La ministre des Sports, non plus, n'a pas bronché. "Antoine Dupont, sur le terrain comme en dehors, sait remettre les choses en ordre et les gens à leur place. Sa réponse parfaitement claire n'appelait pas de commentaire supplémentaire de la part de la ministre", assure son entourage à franceinfo. 

La droite identitaire gratte le ballon

Que l'extrême droite tente de mettre le grappin sur le ballon ovale en pleine Coupe du monde en France... n'étonne pas Raphaël Llorca, essayiste et auteur du récent Roman national des marques.

"Ce qui est très nouveau, c'est que la définition de ce qu'est la France passe désormais par le rugby. Il y a une volonté de l'extrême droite et de la droite classique de passer du foot au rugby."
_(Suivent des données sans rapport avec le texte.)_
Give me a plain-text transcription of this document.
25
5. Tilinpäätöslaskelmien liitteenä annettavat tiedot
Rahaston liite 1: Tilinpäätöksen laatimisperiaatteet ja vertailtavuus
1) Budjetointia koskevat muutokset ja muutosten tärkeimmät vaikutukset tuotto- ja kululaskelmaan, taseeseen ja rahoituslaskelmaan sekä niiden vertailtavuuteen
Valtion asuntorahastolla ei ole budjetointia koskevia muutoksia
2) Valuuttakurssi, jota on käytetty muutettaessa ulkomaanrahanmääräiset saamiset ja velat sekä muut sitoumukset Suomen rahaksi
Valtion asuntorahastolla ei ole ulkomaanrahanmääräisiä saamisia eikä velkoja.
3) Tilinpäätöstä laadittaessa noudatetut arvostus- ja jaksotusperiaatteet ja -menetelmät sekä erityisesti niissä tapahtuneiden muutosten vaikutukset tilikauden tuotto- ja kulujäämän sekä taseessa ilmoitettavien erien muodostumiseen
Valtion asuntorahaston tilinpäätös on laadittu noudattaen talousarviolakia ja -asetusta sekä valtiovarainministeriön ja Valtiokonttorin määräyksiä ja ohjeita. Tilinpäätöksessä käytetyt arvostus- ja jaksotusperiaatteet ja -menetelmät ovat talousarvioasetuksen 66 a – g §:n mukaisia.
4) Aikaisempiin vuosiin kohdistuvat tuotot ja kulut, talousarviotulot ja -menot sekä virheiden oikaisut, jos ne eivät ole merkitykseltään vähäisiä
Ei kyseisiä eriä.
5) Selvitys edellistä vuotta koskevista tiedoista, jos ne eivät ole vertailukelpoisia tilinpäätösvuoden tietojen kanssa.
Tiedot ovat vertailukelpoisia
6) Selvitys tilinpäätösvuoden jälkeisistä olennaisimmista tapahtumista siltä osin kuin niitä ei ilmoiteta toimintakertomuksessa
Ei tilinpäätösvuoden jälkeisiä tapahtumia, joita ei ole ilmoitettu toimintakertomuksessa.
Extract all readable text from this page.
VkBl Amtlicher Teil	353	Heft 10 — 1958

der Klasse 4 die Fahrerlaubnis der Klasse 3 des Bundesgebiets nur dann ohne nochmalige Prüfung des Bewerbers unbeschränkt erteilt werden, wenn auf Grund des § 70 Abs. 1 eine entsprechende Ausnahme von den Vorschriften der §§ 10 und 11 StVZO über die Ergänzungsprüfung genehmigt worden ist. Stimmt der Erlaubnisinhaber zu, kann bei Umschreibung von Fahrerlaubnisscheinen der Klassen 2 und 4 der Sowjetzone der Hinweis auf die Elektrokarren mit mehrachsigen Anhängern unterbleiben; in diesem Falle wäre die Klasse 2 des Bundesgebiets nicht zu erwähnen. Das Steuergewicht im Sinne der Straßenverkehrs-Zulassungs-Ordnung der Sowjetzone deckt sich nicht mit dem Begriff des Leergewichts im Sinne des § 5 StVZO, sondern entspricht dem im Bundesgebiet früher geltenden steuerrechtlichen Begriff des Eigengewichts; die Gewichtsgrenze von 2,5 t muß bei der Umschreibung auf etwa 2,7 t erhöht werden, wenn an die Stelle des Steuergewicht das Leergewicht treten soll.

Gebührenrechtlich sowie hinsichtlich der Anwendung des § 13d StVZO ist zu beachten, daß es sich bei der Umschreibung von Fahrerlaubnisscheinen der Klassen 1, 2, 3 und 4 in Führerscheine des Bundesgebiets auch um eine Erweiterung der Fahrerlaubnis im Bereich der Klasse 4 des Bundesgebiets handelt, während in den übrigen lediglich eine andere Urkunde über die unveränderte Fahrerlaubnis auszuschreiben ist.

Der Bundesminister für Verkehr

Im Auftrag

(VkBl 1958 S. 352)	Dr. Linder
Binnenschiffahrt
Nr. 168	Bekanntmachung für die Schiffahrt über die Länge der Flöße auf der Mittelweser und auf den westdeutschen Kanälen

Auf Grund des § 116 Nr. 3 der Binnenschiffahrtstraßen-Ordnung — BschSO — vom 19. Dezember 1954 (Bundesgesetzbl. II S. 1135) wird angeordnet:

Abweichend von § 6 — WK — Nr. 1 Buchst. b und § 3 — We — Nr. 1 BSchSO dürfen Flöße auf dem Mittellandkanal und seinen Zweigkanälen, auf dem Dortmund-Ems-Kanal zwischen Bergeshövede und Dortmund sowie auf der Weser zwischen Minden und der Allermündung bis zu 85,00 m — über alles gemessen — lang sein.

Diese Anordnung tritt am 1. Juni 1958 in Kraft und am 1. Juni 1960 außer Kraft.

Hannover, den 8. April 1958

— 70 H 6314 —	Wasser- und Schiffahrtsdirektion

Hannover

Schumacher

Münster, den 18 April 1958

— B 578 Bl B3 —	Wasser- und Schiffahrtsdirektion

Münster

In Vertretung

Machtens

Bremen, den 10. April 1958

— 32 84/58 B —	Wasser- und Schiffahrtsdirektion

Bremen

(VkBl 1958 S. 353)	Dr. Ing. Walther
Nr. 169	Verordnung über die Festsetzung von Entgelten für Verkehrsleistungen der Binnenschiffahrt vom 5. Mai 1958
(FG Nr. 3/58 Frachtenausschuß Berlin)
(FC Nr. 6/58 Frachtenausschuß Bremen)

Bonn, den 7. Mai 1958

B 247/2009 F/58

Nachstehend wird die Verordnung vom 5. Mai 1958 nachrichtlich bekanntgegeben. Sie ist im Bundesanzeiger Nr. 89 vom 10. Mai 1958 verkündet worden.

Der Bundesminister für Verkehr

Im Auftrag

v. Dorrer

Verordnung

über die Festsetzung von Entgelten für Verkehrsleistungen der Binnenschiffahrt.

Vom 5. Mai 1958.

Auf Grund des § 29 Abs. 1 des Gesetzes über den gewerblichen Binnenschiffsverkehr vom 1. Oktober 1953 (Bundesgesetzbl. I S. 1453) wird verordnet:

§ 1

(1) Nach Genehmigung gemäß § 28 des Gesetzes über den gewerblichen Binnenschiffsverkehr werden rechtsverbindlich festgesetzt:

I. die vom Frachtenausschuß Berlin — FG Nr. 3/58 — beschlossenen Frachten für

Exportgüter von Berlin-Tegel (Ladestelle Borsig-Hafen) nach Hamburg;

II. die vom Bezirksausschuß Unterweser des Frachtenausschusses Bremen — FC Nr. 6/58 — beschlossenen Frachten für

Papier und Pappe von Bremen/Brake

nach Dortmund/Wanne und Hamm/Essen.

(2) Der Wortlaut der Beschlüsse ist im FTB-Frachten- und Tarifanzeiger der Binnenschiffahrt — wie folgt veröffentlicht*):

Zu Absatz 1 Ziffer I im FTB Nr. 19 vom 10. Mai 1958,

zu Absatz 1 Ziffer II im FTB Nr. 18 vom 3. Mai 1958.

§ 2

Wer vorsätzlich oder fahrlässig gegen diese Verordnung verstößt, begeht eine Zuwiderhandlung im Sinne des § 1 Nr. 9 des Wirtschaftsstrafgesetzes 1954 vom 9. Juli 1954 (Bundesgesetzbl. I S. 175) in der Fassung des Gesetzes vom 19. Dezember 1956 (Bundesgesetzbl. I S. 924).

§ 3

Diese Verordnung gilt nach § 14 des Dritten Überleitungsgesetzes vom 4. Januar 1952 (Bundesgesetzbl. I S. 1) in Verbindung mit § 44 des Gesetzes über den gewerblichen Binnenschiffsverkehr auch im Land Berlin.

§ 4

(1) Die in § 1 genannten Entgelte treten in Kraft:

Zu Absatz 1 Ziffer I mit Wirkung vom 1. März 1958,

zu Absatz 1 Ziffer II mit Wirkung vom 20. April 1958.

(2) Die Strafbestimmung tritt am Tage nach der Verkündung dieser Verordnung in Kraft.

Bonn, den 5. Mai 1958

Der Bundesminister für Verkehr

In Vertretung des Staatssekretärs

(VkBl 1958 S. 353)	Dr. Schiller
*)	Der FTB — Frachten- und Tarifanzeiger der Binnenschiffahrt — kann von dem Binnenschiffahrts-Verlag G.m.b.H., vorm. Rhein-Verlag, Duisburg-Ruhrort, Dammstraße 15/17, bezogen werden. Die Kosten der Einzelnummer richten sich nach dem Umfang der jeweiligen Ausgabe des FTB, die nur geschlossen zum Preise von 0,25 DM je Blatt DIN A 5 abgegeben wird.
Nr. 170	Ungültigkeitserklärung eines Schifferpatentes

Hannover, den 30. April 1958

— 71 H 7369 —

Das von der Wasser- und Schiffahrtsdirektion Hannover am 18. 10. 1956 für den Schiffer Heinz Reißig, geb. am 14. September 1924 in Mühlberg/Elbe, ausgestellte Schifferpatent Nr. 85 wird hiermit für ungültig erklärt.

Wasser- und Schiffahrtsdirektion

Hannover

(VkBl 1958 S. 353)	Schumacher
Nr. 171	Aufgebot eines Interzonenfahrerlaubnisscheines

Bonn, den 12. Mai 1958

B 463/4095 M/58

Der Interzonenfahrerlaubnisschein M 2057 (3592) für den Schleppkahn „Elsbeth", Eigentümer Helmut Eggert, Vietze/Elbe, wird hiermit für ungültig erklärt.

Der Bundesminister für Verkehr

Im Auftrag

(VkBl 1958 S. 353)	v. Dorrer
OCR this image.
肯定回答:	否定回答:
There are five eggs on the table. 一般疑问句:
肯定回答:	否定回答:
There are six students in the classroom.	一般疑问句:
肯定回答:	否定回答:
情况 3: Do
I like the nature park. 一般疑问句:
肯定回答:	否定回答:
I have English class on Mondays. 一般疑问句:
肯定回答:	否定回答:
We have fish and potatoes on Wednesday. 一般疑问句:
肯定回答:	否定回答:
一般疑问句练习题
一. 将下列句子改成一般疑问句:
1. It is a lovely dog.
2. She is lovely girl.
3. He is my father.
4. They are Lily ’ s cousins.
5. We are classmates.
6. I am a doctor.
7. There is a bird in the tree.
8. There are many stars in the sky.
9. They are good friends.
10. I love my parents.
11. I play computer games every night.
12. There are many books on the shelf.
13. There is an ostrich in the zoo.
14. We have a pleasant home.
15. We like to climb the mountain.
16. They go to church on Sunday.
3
Raphaël Llorca, essayiste spécialiste de l'extrême droite

à franceinfo

Le ballon rond mondialisé, devenu l'antéchrist de la droite identitaire, qui surjoue le côté terroir du ballon ovale pour forger un sport où elle peut se reconnaître. "On pourrait presque parler de la suite de l'OPA hostile menée par les identitaires sur l'imaginaire national, poursuit Raphaël Llorca. Souvenez-vous du clip de candidature d'Eric Zemmour, qui singeait De Gaulle, et évoquait les films de Sautet, les chansons de Brassens, etc." Il y a quinze ans, pour le précédent Mondial organisé en France, en 2007, c'était les jeunes UMP qui distribuaient des ballons de rugby siglés du logo de leur parti pendant leur tournée des plages, rappelait L'Express. Désormais, la droite traditionnelle est moins présente sur ces sujets.

Adidas s'introduit dans la mêlée

Seul contrepoint à cette image d'Epinal, une publicité pour l'équipementier Adidas. "Aucun politique n'a publiquement réagi à cette une, souligne Raphaël Llorca. Il n'y a qu'Adidas pour porter un discours idéologiquement différent avec leur slogan 'This is new rugby' ["Voici le nouveau rugby"] montrant des jeunes de banlieue ballon ovale en main. Le clip reprend les codes des pubs liées au foot, on pourrait même les considérer comme interchangeables."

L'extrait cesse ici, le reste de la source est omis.